China's film industry is slotted to overtake the US as the world's biggest film market by 2020. The nation continues to forge its way into various sectors proving themselves to be industry leaders, further establishing their position as global superpowers.
The estimates made in a report by Ernst & Young are an accurate portrayal of China's continuous move toward building their entertainment industry to not only to screen more movies nationwide but to also become movie-producing power players.
According to The Guardian, China's largest entertainment group, Dalian Wanda Group, owned privately by a real-estate mogul, bought out US theater company AMC Entertainment Holdings Inc. earlier this year for $2.6 billion.
China's expansion plans include adding several thousand cinemas across the nation over the next five years.
But in order to surpass the very established American film market, China's market needs to begin making high-caliber movies with international appeal that are produced locally and made by Chinese. Even Chinese (at least ethnically Chinese) celebrities need to break out of pigeonhole roles as martial arts experts.
However, Hollywood is starting to buy into China's growing industry. The third installment of Marvel's superhero franchise Iron Man was co-produced by a Chinese company. As the movie prepares for its release, China will be involved in its marketing, keep a larger portion of revenues, and also exhibit the movie in theaters for a longer time, compared to other foreign movies.
Having a Chinese name behind the movie will also likely help ticket sales. Though Iron Man 3, as with many superhero franchise movies, already has a loyal fan following, additional fans will likely be made out of citizens excited about China's producing prospects.
Chris Fenton, the General Manager of the Chinese media agency DMG's North America offices, was quoted in Business Week saying the Chinese viewers are eager to see China compete in the industry.
"If the Chinese feel it's something of theirs, it helps in every way possible, it becomes relevant to them," he said.
DMG is perhaps the channel in which Hollywood can start using China's market. This year's science-fiction time travel blockbuster Looper was financed in large part by DMG. Even scenes in the script, which originally took place in Paris, was changed to Shanghai after DMG was on board. This move toward a Hollywood-style production, and away from traditional scenes of kung-fu, lanterns, and old imperial cities is the direction that the industry aims to strive for.
One young Chinese filmmaker, Xue Yin, or Fox, has a front row ticket to the budding industry. She sees the potential of the market, if some obstacles are overcome.
"Everyone feels like China is going to take over the world.. So Chinese filmmakers, especially those who speak English, have a great advantage working with major Hollywood studio films in the future," she said.

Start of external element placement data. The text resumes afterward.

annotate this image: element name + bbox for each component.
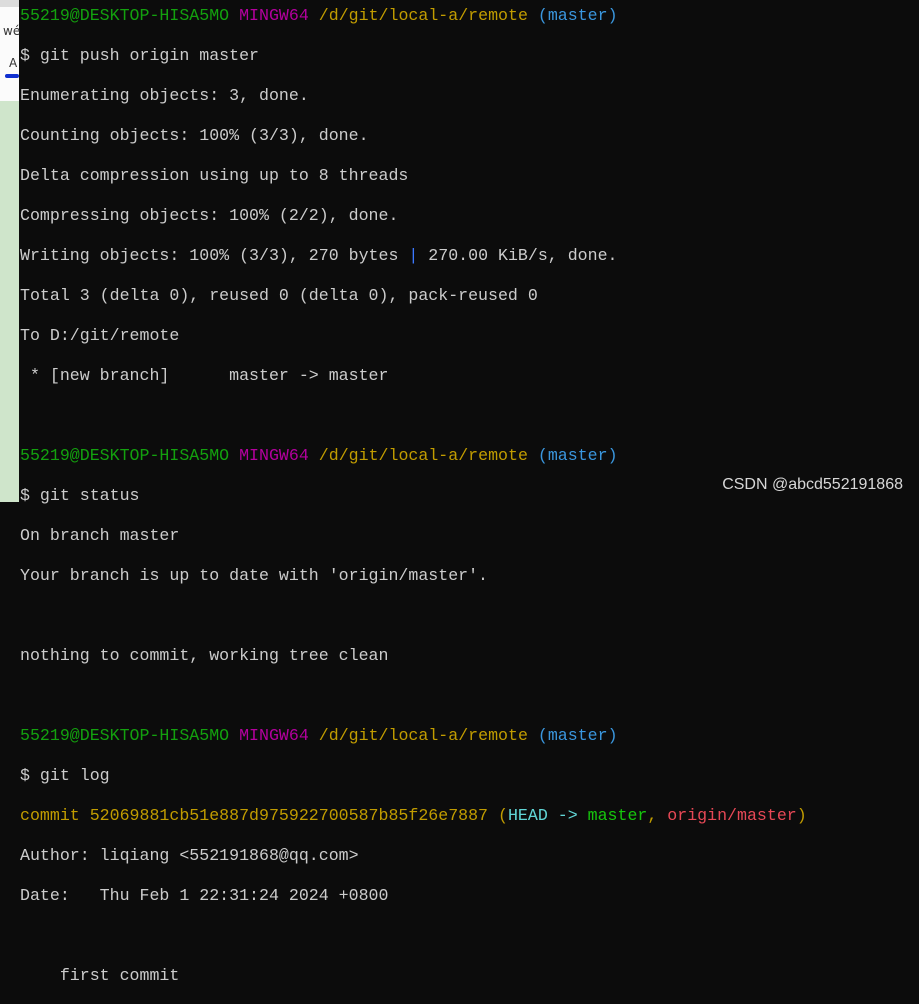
prompt-system: MINGW64 <box>239 446 309 465</box>
output-line: Date: Thu Feb 1 22:31:24 2024 +0800 <box>20 886 389 905</box>
prompt-user: 55219@DESKTOP-HISA5MO <box>20 446 230 465</box>
prompt-line: 55219@DESKTOP-HISA5MO MINGW64 /d/git/loc… <box>20 6 919 26</box>
local-branch-ref: master <box>587 806 648 825</box>
prompt-line: 55219@DESKTOP-HISA5MO MINGW64 /d/git/loc… <box>20 446 919 466</box>
output-line: Delta compression using up to 8 threads <box>20 166 409 185</box>
prompt-system: MINGW64 <box>239 726 309 745</box>
commit-hash: commit 52069881cb51e887d975922700587b85f… <box>20 806 489 825</box>
comma: , <box>647 806 668 825</box>
write-speed: 270.00 KiB/s, done. <box>418 246 618 265</box>
write-text: Writing objects: 100% (3/3), 270 bytes <box>20 246 409 265</box>
output-line: Counting objects: 100% (3/3), done. <box>20 126 369 145</box>
paren: ) <box>796 806 807 825</box>
output-line: Your branch is up to date with 'origin/m… <box>20 566 489 585</box>
prompt-path: /d/git/local-a/remote <box>318 6 528 25</box>
output-line: Author: liqiang <552191868@qq.com> <box>20 846 359 865</box>
prompt-path: /d/git/local-a/remote <box>318 446 528 465</box>
prompt-path: /d/git/local-a/remote <box>318 726 528 745</box>
font-color-glyph[interactable]: A <box>9 56 17 70</box>
paren: ( <box>488 806 508 825</box>
commit-line: commit 52069881cb51e887d975922700587b85f… <box>20 806 919 826</box>
write-separator: | <box>408 246 419 265</box>
panel-header <box>0 0 19 7</box>
side-panel: wé A <box>0 0 21 502</box>
prompt-branch: (master) <box>537 6 618 25</box>
output-line: Compressing objects: 100% (2/2), done. <box>20 206 399 225</box>
panel-toolbar <box>0 7 19 101</box>
terminal-output[interactable]: 55219@DESKTOP-HISA5MO MINGW64 /d/git/loc… <box>20 0 919 985</box>
command-line: $ git push origin master <box>20 46 259 65</box>
commit-message: first commit <box>20 966 180 985</box>
prompt-user: 55219@DESKTOP-HISA5MO <box>20 726 230 745</box>
remote-branch-ref: origin/master <box>667 806 797 825</box>
prompt-line: 55219@DESKTOP-HISA5MO MINGW64 /d/git/loc… <box>20 726 919 746</box>
prompt-system: MINGW64 <box>239 6 309 25</box>
head-ref: HEAD -> <box>507 806 588 825</box>
prompt-branch: (master) <box>537 446 618 465</box>
output-line: To D:/git/remote <box>20 326 180 345</box>
watermark: CSDN @abcd552191868 <box>722 476 903 493</box>
prompt-user: 55219@DESKTOP-HISA5MO <box>20 6 230 25</box>
output-line: Enumerating objects: 3, done. <box>20 86 309 105</box>
font-color-bar <box>5 74 19 78</box>
output-line: Writing objects: 100% (3/3), 270 bytes |… <box>20 246 919 266</box>
output-line: * [new branch] master -> master <box>20 366 389 385</box>
prompt-branch: (master) <box>537 726 618 745</box>
ime-glyph: wé <box>3 24 21 38</box>
output-line: Total 3 (delta 0), reused 0 (delta 0), p… <box>20 286 538 305</box>
output-line: nothing to commit, working tree clean <box>20 646 389 665</box>
command-line: $ git log <box>20 766 110 785</box>
output-line: On branch master <box>20 526 180 545</box>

However, China's deeply rooted culture could be its biggest disadvantage.
"Culture and language barriers are still the biggest challenges for Chinese filmmakers. Feng Xiao Gang [another Chinese director] has great humor for his films, but those are inside jokes for [the] Chinese that if translated may not be universally funny."
Additionally, Fox thinks that the Beijing government should relinquish some control over the industry. The Chinese Film Bureau still has many restrictions on the content, and degrees of vulgarity that a movie can have, but without an official ratings system like the US MPAA system.
"What steps they need to take? Well, that's a question of when the Chinese Film Bureau will embrace more sex scenes and more curse words on screen, or agree to show Chinese characters as villains in co-production films," Fox outlined.
Fox could be referring to movies like Men in Black III or Pirates of the Carribean: At Worlds End, where scenes of Chinese actors playing villans were cut from the screenings in China.
Though original Chinese films reaching Hollywood blockbuster success may occur closer to the year 2020, the Chinese film market will continue to capitalize on giving soundstage, visual effects and other post-production resources as well as raking in profits from Hollywood co-production investments.